FTX Lawsuits Target Celebrity Endorsers, Venture Capitalists To Recoup Investor Losses
An increasing number of burned investors are filing FTX lawsuits against celebrity endorsers and financial backers of the failed cryptocurrency exchange, seeking to recover damages from individuals and entities that profited from the company, which it has now been discovered was essentially operating a Ponzi scheme.
Complaints have been filed against so-called “brand ambassadors,” like sports stars Shaquille O’Neal, Tom Brady andStephen Curry. and actors like Larry David, alleging they irresponsibly endorsed the cryptocurrency exchange. More recently, a number of financial backers have also been named as defendants, including venture capital firms, like Sequoia Capital.
The FTX cryptocurrency exchange was launched in May of 2019, and quickly gained popularity amid aggressive marketing and support by key endorsers, making it quickly become the third largest crypto exchange by volume by June 2021.
FTX handsomely paid professional athletes and others to promote the use of their mobile platform as the go-to crypto exchange, and encouraged investors to use the platform. However, after only three years, millions of cryptocurrency investors around the world using FTX exchanges fell victim to what is being considered the largest and most sophisticated Ponzi scheme ever seen, in which tens of billions of digital assets in currencies such as Bitcoin, Ethereum and others vanished, virtually overnight.
Since the collapse, a number of FTX fraud investigations have been launched by lawyers and regulators, and investors are pursuing class action lawsuits and individual claims, indicating that FTX entities shuffled customer funds amongst their affiliated entities to pay other debts in an attempt to maintain the appearance of liquidity.
FTX Cryptocurrency Exchange Collapse
In early November 2022, concerns arose over FTX’s financial stability, causing many investors to rush to withdraw their funds. The rampant withdrawals created a liquidity crisis for the company, prompting the exchange to halt withdrawals and ultimately file an emergency Chapter 11 bankruptcy petition in Delaware on November 11, 2022.
Its founder, Sam Bankman-Fried, an outspoken advocate for cryptocurrency, resigned shortly after. However, evidence arose soon after that Bankman-Fried had been freely transferring FTX investors’ money into his Alameda Research investment firm to use for trading, which lost massive amounts of money on risky investments. It is illegal to use investors’ funds this way, and Bankman-Fried has since been arrested and faces numerous criminal charges.
The events and actions by the exchange have now left upward of five million investors stranded and without access to their digital assets, which could be tied up in a lengthy bankruptcy process. To further complicate matters, the day after FTX filed for bankruptcy, the company claimed it had been hacked, resulting in the loss of $400 million, which has raised additional questions in several of the lawsuits over who could have abused the client funds.

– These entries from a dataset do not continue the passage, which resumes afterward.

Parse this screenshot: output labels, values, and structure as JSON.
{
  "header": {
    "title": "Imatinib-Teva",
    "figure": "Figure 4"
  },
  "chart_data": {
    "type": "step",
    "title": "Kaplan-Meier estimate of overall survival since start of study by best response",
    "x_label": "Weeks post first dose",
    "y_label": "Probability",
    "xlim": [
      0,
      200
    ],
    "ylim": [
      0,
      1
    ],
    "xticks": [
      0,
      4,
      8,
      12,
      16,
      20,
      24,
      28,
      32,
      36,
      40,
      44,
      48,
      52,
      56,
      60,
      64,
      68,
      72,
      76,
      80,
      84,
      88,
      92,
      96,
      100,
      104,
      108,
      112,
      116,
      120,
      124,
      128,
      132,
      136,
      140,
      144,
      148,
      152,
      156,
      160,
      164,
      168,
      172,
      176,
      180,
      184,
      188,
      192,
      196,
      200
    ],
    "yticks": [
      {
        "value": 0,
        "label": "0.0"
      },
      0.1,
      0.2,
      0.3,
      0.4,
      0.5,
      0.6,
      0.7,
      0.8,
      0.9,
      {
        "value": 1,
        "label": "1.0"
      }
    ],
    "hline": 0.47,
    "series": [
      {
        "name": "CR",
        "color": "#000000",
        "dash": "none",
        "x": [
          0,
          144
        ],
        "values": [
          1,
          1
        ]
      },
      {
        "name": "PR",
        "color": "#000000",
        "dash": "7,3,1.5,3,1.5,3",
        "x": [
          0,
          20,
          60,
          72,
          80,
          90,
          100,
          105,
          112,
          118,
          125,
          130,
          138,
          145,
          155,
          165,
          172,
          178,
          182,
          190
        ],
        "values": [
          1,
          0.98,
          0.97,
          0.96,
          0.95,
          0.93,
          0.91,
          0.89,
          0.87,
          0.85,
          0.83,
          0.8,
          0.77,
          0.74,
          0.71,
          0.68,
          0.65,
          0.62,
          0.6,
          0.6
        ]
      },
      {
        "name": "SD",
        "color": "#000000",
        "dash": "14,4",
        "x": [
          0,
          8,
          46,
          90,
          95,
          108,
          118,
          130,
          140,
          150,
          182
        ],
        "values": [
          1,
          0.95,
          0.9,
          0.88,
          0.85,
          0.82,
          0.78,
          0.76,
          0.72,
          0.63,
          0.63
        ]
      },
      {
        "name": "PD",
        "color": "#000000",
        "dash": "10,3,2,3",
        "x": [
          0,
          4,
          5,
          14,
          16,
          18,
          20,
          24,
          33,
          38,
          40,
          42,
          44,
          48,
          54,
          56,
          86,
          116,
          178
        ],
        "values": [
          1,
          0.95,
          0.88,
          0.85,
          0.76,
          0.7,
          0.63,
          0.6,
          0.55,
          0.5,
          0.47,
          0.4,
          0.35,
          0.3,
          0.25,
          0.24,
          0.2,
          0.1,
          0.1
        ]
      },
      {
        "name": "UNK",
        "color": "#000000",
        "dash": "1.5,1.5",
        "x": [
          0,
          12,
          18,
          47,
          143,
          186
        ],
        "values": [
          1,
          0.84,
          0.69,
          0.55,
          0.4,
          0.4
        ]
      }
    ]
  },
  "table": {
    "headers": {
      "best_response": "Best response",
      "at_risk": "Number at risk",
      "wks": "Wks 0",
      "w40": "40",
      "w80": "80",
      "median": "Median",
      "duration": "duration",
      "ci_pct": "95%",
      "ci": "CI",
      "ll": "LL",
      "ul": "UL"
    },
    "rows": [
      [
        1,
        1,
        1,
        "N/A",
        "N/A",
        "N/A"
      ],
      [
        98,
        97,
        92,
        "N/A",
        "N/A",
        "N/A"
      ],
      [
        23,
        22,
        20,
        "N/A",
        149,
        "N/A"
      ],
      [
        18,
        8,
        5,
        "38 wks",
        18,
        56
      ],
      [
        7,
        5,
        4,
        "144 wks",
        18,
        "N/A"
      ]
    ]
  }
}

FTX Lawsuits Target Endorsers, Financiers
Starting in November 2022, investors began filing FTX class action lawsuits against various celebrity endorsers, who they say helped FTX in its scam by making it appear like a lucrative, safe and legal way to invest, when it was actually a Ponzi scheme. The lawsuits claim they did this through deceptive misrepresentations and omissions in their endorsements of the platform.
About a dozen celebrities, mostly sports stars, have been named in the complaints, as well as the NBA basketball team the Golden State Warriors, which launched an official partnership with FTX in 2022. In addition, a growing number of firms that invested capital into FTX have also come under fire.
Plaintiffs say firms like Sequoia, which was the target of a complaint filed in early May, funded FTX’s scheme to defraud its investors, and should be held liable for funds lost by cryptocurrency investors.
The lawsuits indicate the firms, and the endorsers, should have ensured any public statements they made about the company, like how investors’ money would be secure, were actually true. Investors claim FTX’s collapse, and the revelations which appear to show the allegedly illegal actions by Bankman-Fried, prove that financiers and endorsers did not do their due diligence before making public statements in support of the exchange.
FTX Lawsuit Consolidation Under Consideration
Given common questions of fact and law raised in cryptocurrency exchange lawsuits currently pending in U.S. District Courts nationwide, several plaintiffs filed a motion to transfer with the U.S. Judicial Panel on Multidistrict Litigation (JPML) in February, requesting the growing number of FTX lawsuits be centralized before one judge for coordinated pretrial proceedings, as each of the cases involve parties who claim the now bankrupt cryptocurrency exchanges stole their digital assets and blocked them from making withdrawals.
In the motion, plaintiffs called for the complaints to be consolidated in the Southern District of Florida.
Last week, the JPML heard oral arguments from both sides over whether the FTX lawsuits should be consolidated into an FTX multidistrict litigation (MDL) and where. The panel has not yet issued a ruling.